-Steven LaChance
Wes Craven once said, “Horror films don’t create fear. They release it.” That’s because fear isn’t something lurking in the shadows—it’s already inside us, waiting for the right moment to claw its way out. We like to think monsters are external, that they come from the outside world to destroy us. But the real horror? The real nightmare? It’s the monster we carry within.
Nietzsche warned us about this in Beyond Good and Evil: “He who fights with monsters should look to it that he himself does not become a monster.” It’s an old question, one that has haunted humanity since the first flickering flames of firelight cast shadows on the cave walls. If we battle darkness for too long, do we risk becoming the very thing we fear?
Look at Victor Frankenstein. He set out to create life, to push the boundaries of human understanding, but his creation—the so-called “monster”—wasn’t the real horror. The true monster was Frankenstein himself, a man so consumed by his own ambitions and fears that he abandoned his creation, leaving it to suffer in a world that rejected it. “You are my creator, but I am your master; obey!” the creature declares, reversing the roles. The hunted becomes the hunter. The victim becomes the villain.
This is the cycle. The never-ending war between man and monster. But what happens when we stop seeing them as two separate things? What if the monster is simply another version of ourselves, twisted by pain, rage, and regret? What if, instead of trying to destroy it, we learned to face it, to understand it, even to tame it?
The world is filled with people who have let their monsters win. You see them every day—people consumed by bitterness, by hate, by vengeance. They let their wounds fester until they become something unrecognizable. They become the very thing they feared. But there’s another path. The hardest one. The one that demands we stand in front of the mirror and truly see what’s staring back at us.
Because the real question isn’t just about fighting monsters. It’s about what happens if we let them take control. Will they consume us, turn us into something unrecognizable? Or will we find the strength to face them, to tame them, and to create a different ending?
This isn’t just philosophy. It isn’t just horror. This is the world we live in. And now is the time for monsters.
We see them everywhere—on our screens, in our politics, in our streets. Some wear masks, some hide in plain sight, and some whisper in our own minds, waiting for us to break. The battle between man and monster isn’t just a metaphor; it’s happening right now. And that’s what Modern Monsters is about.

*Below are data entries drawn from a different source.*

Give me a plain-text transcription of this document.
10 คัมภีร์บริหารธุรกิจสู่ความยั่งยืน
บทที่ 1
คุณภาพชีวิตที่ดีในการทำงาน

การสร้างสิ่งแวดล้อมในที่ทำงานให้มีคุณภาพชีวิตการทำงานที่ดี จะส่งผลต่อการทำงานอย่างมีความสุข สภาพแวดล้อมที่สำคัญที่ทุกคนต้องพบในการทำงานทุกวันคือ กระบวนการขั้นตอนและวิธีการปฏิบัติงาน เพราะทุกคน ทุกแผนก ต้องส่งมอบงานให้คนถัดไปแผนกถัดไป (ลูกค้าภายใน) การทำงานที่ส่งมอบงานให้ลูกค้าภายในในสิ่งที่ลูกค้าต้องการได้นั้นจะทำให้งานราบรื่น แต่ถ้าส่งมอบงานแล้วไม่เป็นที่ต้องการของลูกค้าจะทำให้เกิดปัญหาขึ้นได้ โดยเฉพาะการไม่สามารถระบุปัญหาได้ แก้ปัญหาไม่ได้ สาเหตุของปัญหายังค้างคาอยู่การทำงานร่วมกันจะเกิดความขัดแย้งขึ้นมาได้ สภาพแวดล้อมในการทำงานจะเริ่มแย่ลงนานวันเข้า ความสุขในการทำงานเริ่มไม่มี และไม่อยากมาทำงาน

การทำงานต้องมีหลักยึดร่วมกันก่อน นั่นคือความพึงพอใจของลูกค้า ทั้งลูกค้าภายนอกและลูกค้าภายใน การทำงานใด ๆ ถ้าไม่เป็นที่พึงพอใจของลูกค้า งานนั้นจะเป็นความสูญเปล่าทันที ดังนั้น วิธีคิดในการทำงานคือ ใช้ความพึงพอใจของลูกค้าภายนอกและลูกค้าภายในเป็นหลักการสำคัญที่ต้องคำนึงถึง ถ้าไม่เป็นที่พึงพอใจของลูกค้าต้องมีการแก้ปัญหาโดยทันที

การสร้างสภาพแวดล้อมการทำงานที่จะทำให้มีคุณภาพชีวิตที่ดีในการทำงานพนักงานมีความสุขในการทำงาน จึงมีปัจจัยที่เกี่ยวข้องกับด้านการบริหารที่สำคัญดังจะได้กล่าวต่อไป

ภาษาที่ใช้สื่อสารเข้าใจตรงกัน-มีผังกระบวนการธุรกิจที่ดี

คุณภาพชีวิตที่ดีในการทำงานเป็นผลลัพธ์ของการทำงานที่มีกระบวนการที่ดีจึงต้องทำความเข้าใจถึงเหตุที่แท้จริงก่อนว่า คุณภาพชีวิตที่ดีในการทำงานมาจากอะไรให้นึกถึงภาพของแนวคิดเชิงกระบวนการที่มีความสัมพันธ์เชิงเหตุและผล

My book ‘Glow’ showed us the consequences of what happens when something unnatural takes root inside us. ‘Gorilla’ pushes further, revealing the masks we wear, the performances we put on, and what happens when the act becomes reality. ‘Grace’ turns the mirror back on us, asking if we can truly ever escape the roles we’ve been given, or if the monster was always waiting beneath the surface. And ‘Gabriel’…. well, ‘Gabriel’ will tie it all together.
The world has always been filled with monsters. The question isn’t whether they exist. It’s whether we let them define us. Whether we fight them. Or whether we become them.